Perhaps one of the areas where we naturally fear change the most is around security - one of the most complex and sensitive areas of a business. In today's age of cloud computing, a new architecture for security is required, from our employees' devices right through to the data centre; protecting our data, applications and people.

Security was therefore our first consideration for the new platform - built in from the beginning rather than added as an afterthought. After considering the market, and consulting with VMware, we knew we could achieve the robust security we wanted. VMware's enterprise mobility management platform, AirWatch, provided vital piece of mind in securing our mobile devices as we transitioned from our traditional IT infrastructure to a 'cloud only' model. As a medium-sized business without the budget for a dedicated security team, the importance of having experts to provide support when rolling out such major change is critical.

Change is a mindset, not a moment

It would be easy to consider this a story of technology or business transformation. For me however this is a story about people and culture. Truly embracing change requires a culture where failure is both accepted and encouraged, seen as part of a commitment to brave, creative experimentation. To support this change and our experiments, we need technology solutions which give us the freedom to try new ways of working in a secure manner.

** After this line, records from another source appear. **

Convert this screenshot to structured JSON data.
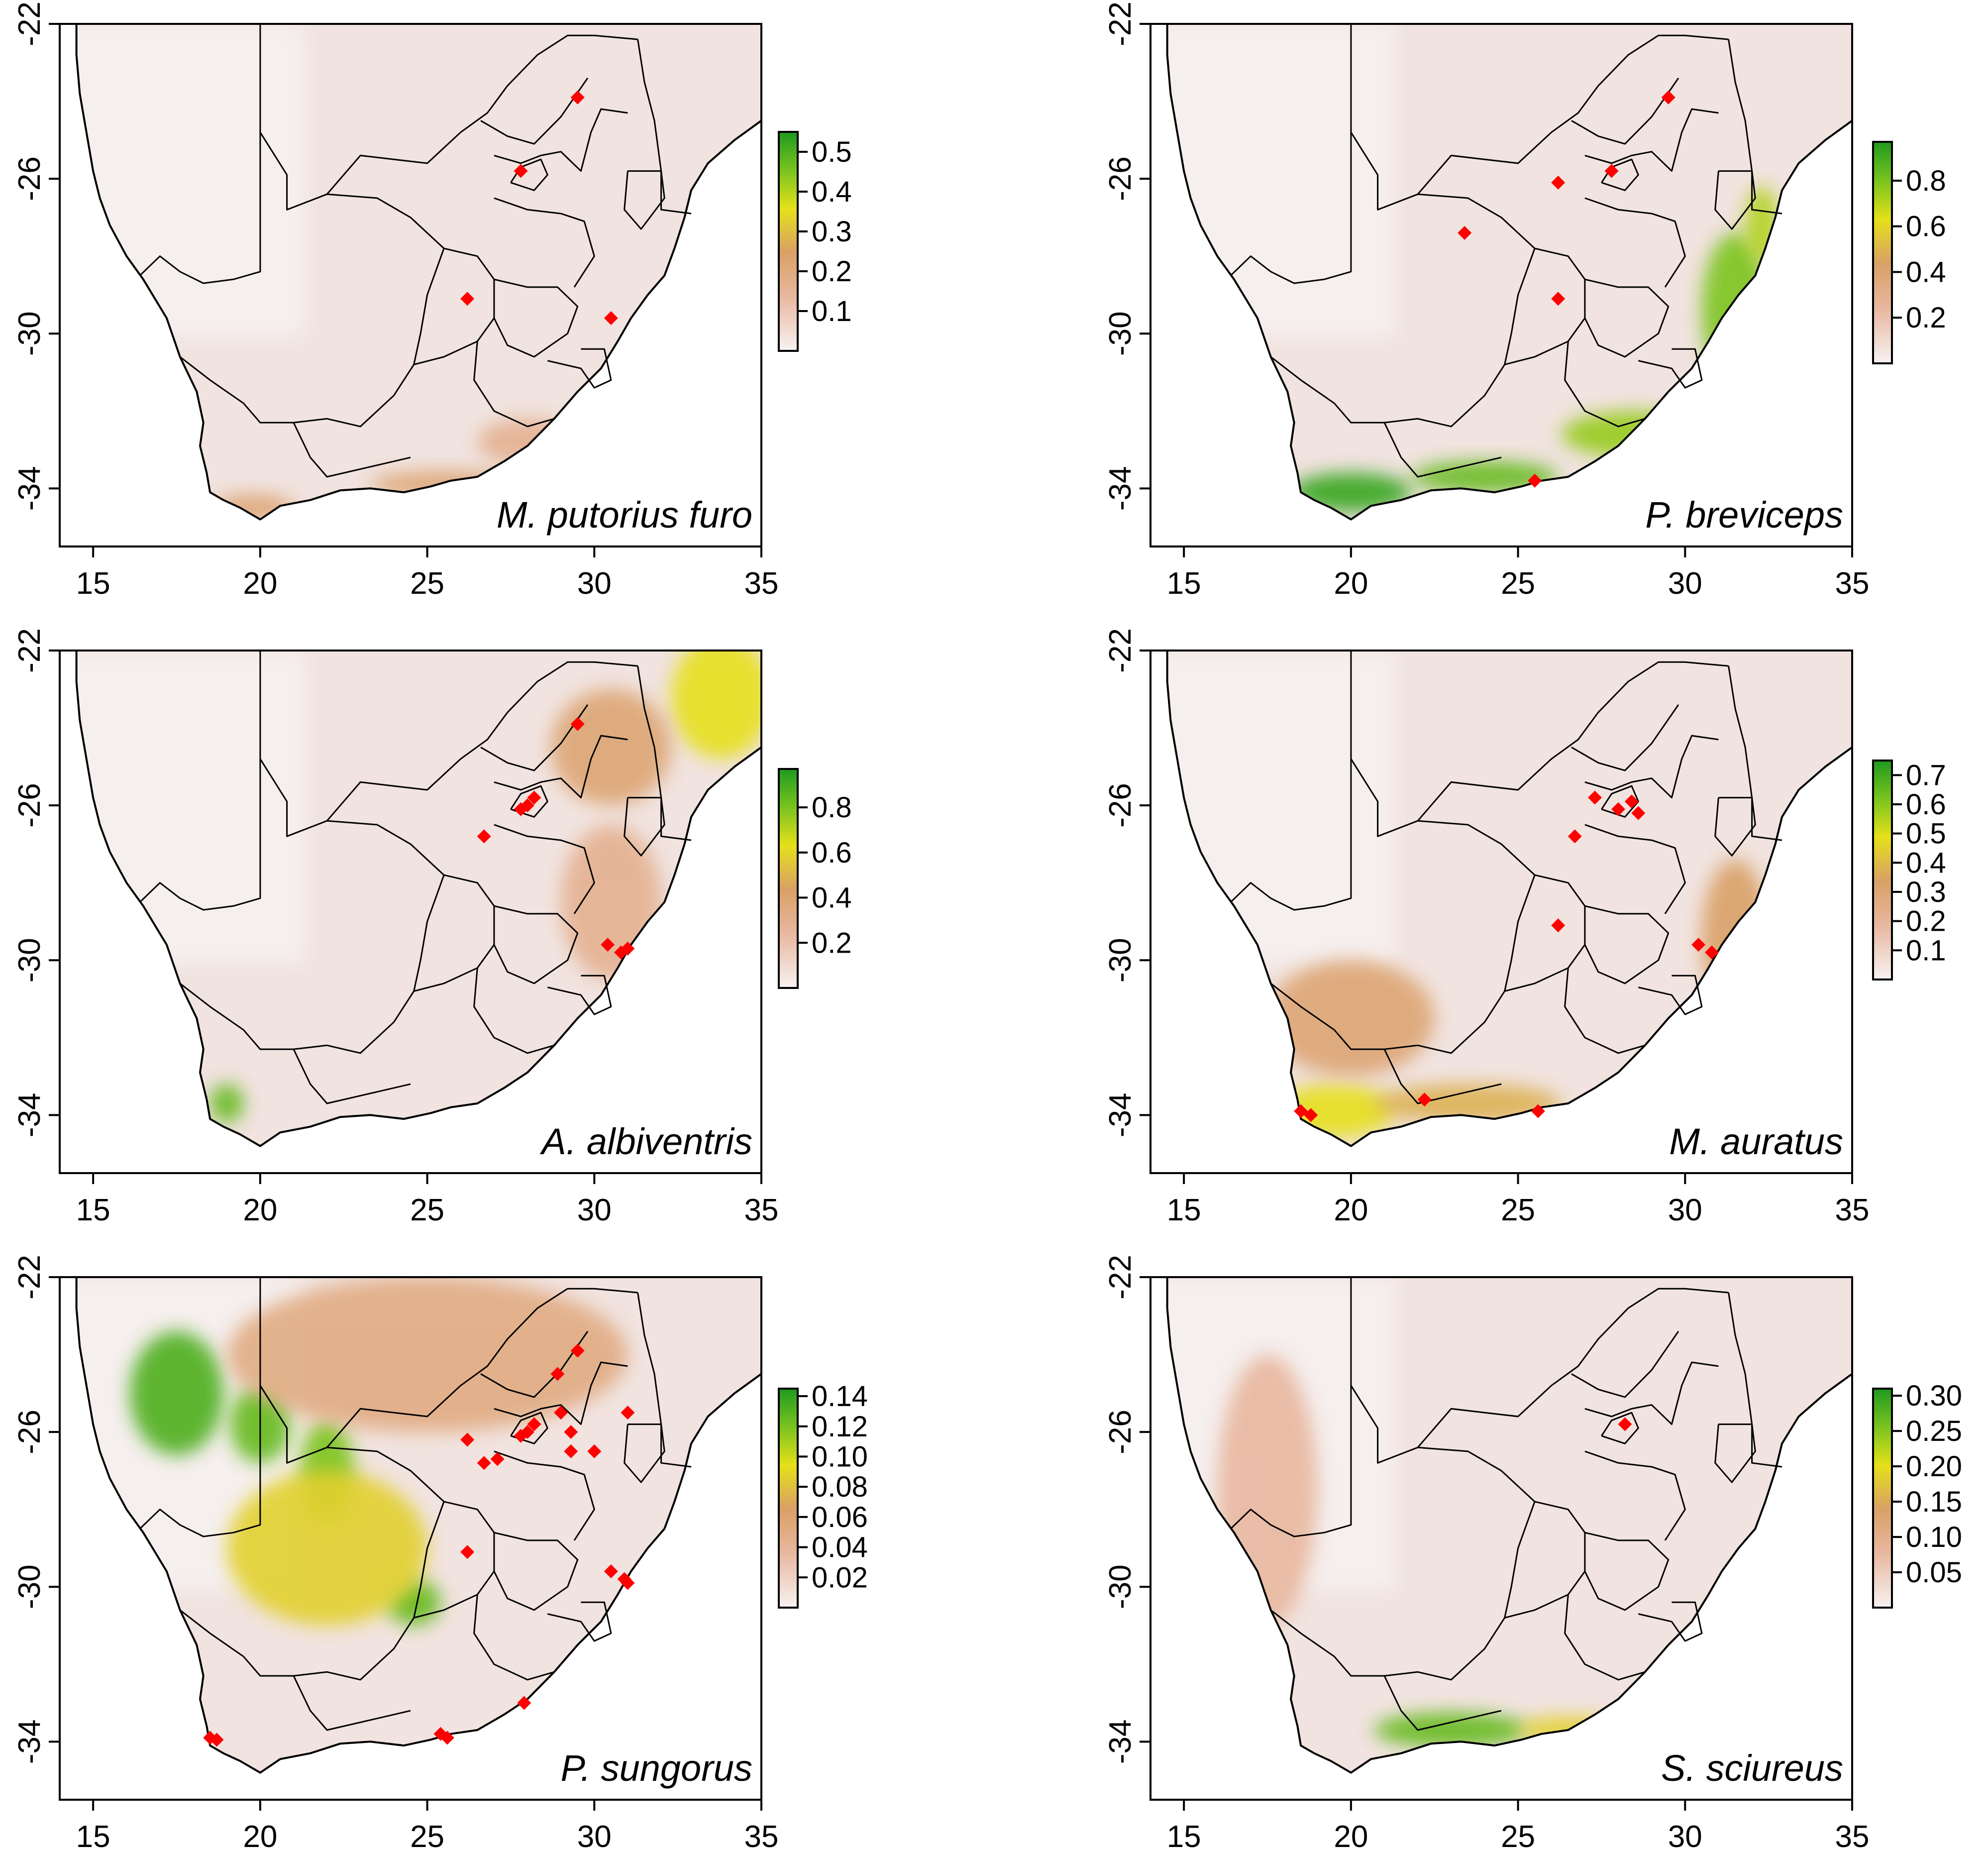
{
  "axes": {
    "x_ticks": [
      "15",
      "20",
      "25",
      "30",
      "35"
    ],
    "y_ticks": [
      "-22",
      "-26",
      "-30",
      "-34"
    ],
    "xlim": [
      14,
      35
    ],
    "ylim": [
      -35.5,
      -22
    ]
  },
  "colors": {
    "low": "#f4ecea",
    "mid": "#e8b79f",
    "tan": "#d9a066",
    "yellow": "#e5e01a",
    "high": "#1f9a1f",
    "point": "#ff0000"
  },
  "panels": [
    {
      "species": "M. putorius furo",
      "legend_ticks": [
        "0.5",
        "0.4",
        "0.3",
        "0.2",
        "0.1"
      ],
      "legend_max": 0.55,
      "legend_min": 0.0,
      "legend_values": [
        0.5,
        0.4,
        0.3,
        0.2,
        0.1
      ],
      "hotspots": [
        {
          "lon": 19.8,
          "lat": -34.5,
          "intensity": 0.35,
          "rlon": 1.2,
          "rlat": 0.35
        },
        {
          "lon": 25.5,
          "lat": -33.9,
          "intensity": 0.35,
          "rlon": 2.2,
          "rlat": 0.35
        },
        {
          "lon": 28.0,
          "lat": -32.8,
          "intensity": 0.25,
          "rlon": 1.5,
          "rlat": 0.6
        }
      ],
      "points": [
        {
          "lon": 29.5,
          "lat": -23.9
        },
        {
          "lon": 27.8,
          "lat": -25.8
        },
        {
          "lon": 26.2,
          "lat": -29.1
        },
        {
          "lon": 30.5,
          "lat": -29.6
        }
      ]
    },
    {
      "species": "P. breviceps",
      "legend_ticks": [
        "0.8",
        "0.6",
        "0.4",
        "0.2"
      ],
      "legend_max": 0.97,
      "legend_min": 0.0,
      "legend_values": [
        0.8,
        0.6,
        0.4,
        0.2
      ],
      "hotspots": [
        {
          "lon": 20.0,
          "lat": -34.1,
          "intensity": 0.95,
          "rlon": 1.8,
          "rlat": 0.5
        },
        {
          "lon": 24.0,
          "lat": -33.7,
          "intensity": 0.85,
          "rlon": 2.2,
          "rlat": 0.4
        },
        {
          "lon": 28.5,
          "lat": -32.6,
          "intensity": 0.75,
          "rlon": 2.2,
          "rlat": 0.6
        },
        {
          "lon": 31.5,
          "lat": -29.4,
          "intensity": 0.8,
          "rlon": 1.0,
          "rlat": 2.0
        },
        {
          "lon": 32.3,
          "lat": -27.2,
          "intensity": 0.7,
          "rlon": 0.5,
          "rlat": 1.0
        }
      ],
      "points": [
        {
          "lon": 29.5,
          "lat": -23.9
        },
        {
          "lon": 26.2,
          "lat": -26.1
        },
        {
          "lon": 27.8,
          "lat": -25.8
        },
        {
          "lon": 23.4,
          "lat": -27.4
        },
        {
          "lon": 26.2,
          "lat": -29.1
        },
        {
          "lon": 25.5,
          "lat": -33.8
        }
      ]
    },
    {
      "species": "A. albiventris",
      "legend_ticks": [
        "0.8",
        "0.6",
        "0.4",
        "0.2"
      ],
      "legend_max": 0.97,
      "legend_min": 0.0,
      "legend_values": [
        0.8,
        0.6,
        0.4,
        0.2
      ],
      "hotspots": [
        {
          "lon": 19.0,
          "lat": -33.7,
          "intensity": 0.85,
          "rlon": 0.5,
          "rlat": 0.5
        },
        {
          "lon": 33.8,
          "lat": -23.2,
          "intensity": 0.6,
          "rlon": 1.5,
          "rlat": 1.6
        },
        {
          "lon": 30.5,
          "lat": -24.5,
          "intensity": 0.35,
          "rlon": 1.8,
          "rlat": 1.5
        },
        {
          "lon": 30.5,
          "lat": -28.5,
          "intensity": 0.25,
          "rlon": 1.5,
          "rlat": 2.0
        }
      ],
      "points": [
        {
          "lon": 29.5,
          "lat": -23.9
        },
        {
          "lon": 28.2,
          "lat": -25.8
        },
        {
          "lon": 28.0,
          "lat": -26.0
        },
        {
          "lon": 27.8,
          "lat": -26.1
        },
        {
          "lon": 26.7,
          "lat": -26.8
        },
        {
          "lon": 30.4,
          "lat": -29.6
        },
        {
          "lon": 30.8,
          "lat": -29.8
        },
        {
          "lon": 31.0,
          "lat": -29.7
        }
      ]
    },
    {
      "species": "M. auratus",
      "legend_ticks": [
        "0.7",
        "0.6",
        "0.5",
        "0.4",
        "0.3",
        "0.2",
        "0.1"
      ],
      "legend_max": 0.75,
      "legend_min": 0.0,
      "legend_values": [
        0.7,
        0.6,
        0.5,
        0.4,
        0.3,
        0.2,
        0.1
      ],
      "hotspots": [
        {
          "lon": 19.5,
          "lat": -33.9,
          "intensity": 0.6,
          "rlon": 1.8,
          "rlat": 0.7
        },
        {
          "lon": 23.5,
          "lat": -33.7,
          "intensity": 0.45,
          "rlon": 2.8,
          "rlat": 0.5
        },
        {
          "lon": 20.0,
          "lat": -31.5,
          "intensity": 0.35,
          "rlon": 2.5,
          "rlat": 1.5
        },
        {
          "lon": 31.5,
          "lat": -29.4,
          "intensity": 0.4,
          "rlon": 1.0,
          "rlat": 2.0
        }
      ],
      "points": [
        {
          "lon": 27.3,
          "lat": -25.8
        },
        {
          "lon": 28.0,
          "lat": -26.1
        },
        {
          "lon": 28.4,
          "lat": -25.9
        },
        {
          "lon": 28.6,
          "lat": -26.2
        },
        {
          "lon": 26.7,
          "lat": -26.8
        },
        {
          "lon": 26.2,
          "lat": -29.1
        },
        {
          "lon": 30.4,
          "lat": -29.6
        },
        {
          "lon": 30.8,
          "lat": -29.8
        },
        {
          "lon": 22.2,
          "lat": -33.6
        },
        {
          "lon": 25.6,
          "lat": -33.9
        },
        {
          "lon": 18.5,
          "lat": -33.9
        },
        {
          "lon": 18.8,
          "lat": -34.0
        }
      ]
    },
    {
      "species": "P. sungorus",
      "legend_ticks": [
        "0.14",
        "0.12",
        "0.10",
        "0.08",
        "0.06",
        "0.04",
        "0.02"
      ],
      "legend_max": 0.145,
      "legend_min": 0.0,
      "legend_values": [
        0.14,
        0.12,
        0.1,
        0.08,
        0.06,
        0.04,
        0.02
      ],
      "hotspots": [
        {
          "lon": 17.5,
          "lat": -25.0,
          "intensity": 0.9,
          "rlon": 1.4,
          "rlat": 1.6
        },
        {
          "lon": 20.0,
          "lat": -25.8,
          "intensity": 0.85,
          "rlon": 0.9,
          "rlat": 1.0
        },
        {
          "lon": 22.0,
          "lat": -27.0,
          "intensity": 0.8,
          "rlon": 0.8,
          "rlat": 1.3
        },
        {
          "lon": 24.6,
          "lat": -30.4,
          "intensity": 0.85,
          "rlon": 0.8,
          "rlat": 0.6
        },
        {
          "lon": 22.0,
          "lat": -29.0,
          "intensity": 0.55,
          "rlon": 3.0,
          "rlat": 2.0
        },
        {
          "lon": 25.0,
          "lat": -24.0,
          "intensity": 0.3,
          "rlon": 6.0,
          "rlat": 2.0
        }
      ],
      "points": [
        {
          "lon": 29.5,
          "lat": -23.9
        },
        {
          "lon": 28.9,
          "lat": -24.5
        },
        {
          "lon": 29.0,
          "lat": -25.5
        },
        {
          "lon": 31.0,
          "lat": -25.5
        },
        {
          "lon": 28.0,
          "lat": -26.0
        },
        {
          "lon": 28.2,
          "lat": -25.8
        },
        {
          "lon": 27.8,
          "lat": -26.1
        },
        {
          "lon": 29.3,
          "lat": -26.0
        },
        {
          "lon": 26.2,
          "lat": -26.2
        },
        {
          "lon": 26.7,
          "lat": -26.8
        },
        {
          "lon": 27.1,
          "lat": -26.7
        },
        {
          "lon": 29.3,
          "lat": -26.5
        },
        {
          "lon": 30.0,
          "lat": -26.5
        },
        {
          "lon": 26.2,
          "lat": -29.1
        },
        {
          "lon": 30.5,
          "lat": -29.6
        },
        {
          "lon": 30.9,
          "lat": -29.8
        },
        {
          "lon": 31.0,
          "lat": -29.9
        },
        {
          "lon": 27.9,
          "lat": -33.0
        },
        {
          "lon": 25.4,
          "lat": -33.8
        },
        {
          "lon": 25.6,
          "lat": -33.9
        },
        {
          "lon": 18.5,
          "lat": -33.9
        },
        {
          "lon": 18.7,
          "lat": -33.95
        }
      ]
    },
    {
      "species": "S. sciureus",
      "legend_ticks": [
        "0.30",
        "0.25",
        "0.20",
        "0.15",
        "0.10",
        "0.05"
      ],
      "legend_max": 0.31,
      "legend_min": 0.0,
      "legend_values": [
        0.3,
        0.25,
        0.2,
        0.15,
        0.1,
        0.05
      ],
      "hotspots": [
        {
          "lon": 23.0,
          "lat": -33.7,
          "intensity": 0.85,
          "rlon": 2.3,
          "rlat": 0.45
        },
        {
          "lon": 26.5,
          "lat": -33.7,
          "intensity": 0.55,
          "rlon": 1.5,
          "rlat": 0.35
        },
        {
          "lon": 17.5,
          "lat": -27.5,
          "intensity": 0.2,
          "rlon": 1.5,
          "rlat": 3.5
        }
      ],
      "points": [
        {
          "lon": 28.2,
          "lat": -25.8
        }
      ]
    }
  ]
}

Whatever the catalyst is for change, the truth is that it has never been easier nor more effective to try something different. The journey of change we embarked on at not only helped to transform our IT infrastructure, but also the entire business. It has freed the shackles on all of our staff so that we no longer have to worry about a tangled legacy of wires and hardware and instead, remain purely focussed on driving the business strategy that is required for success.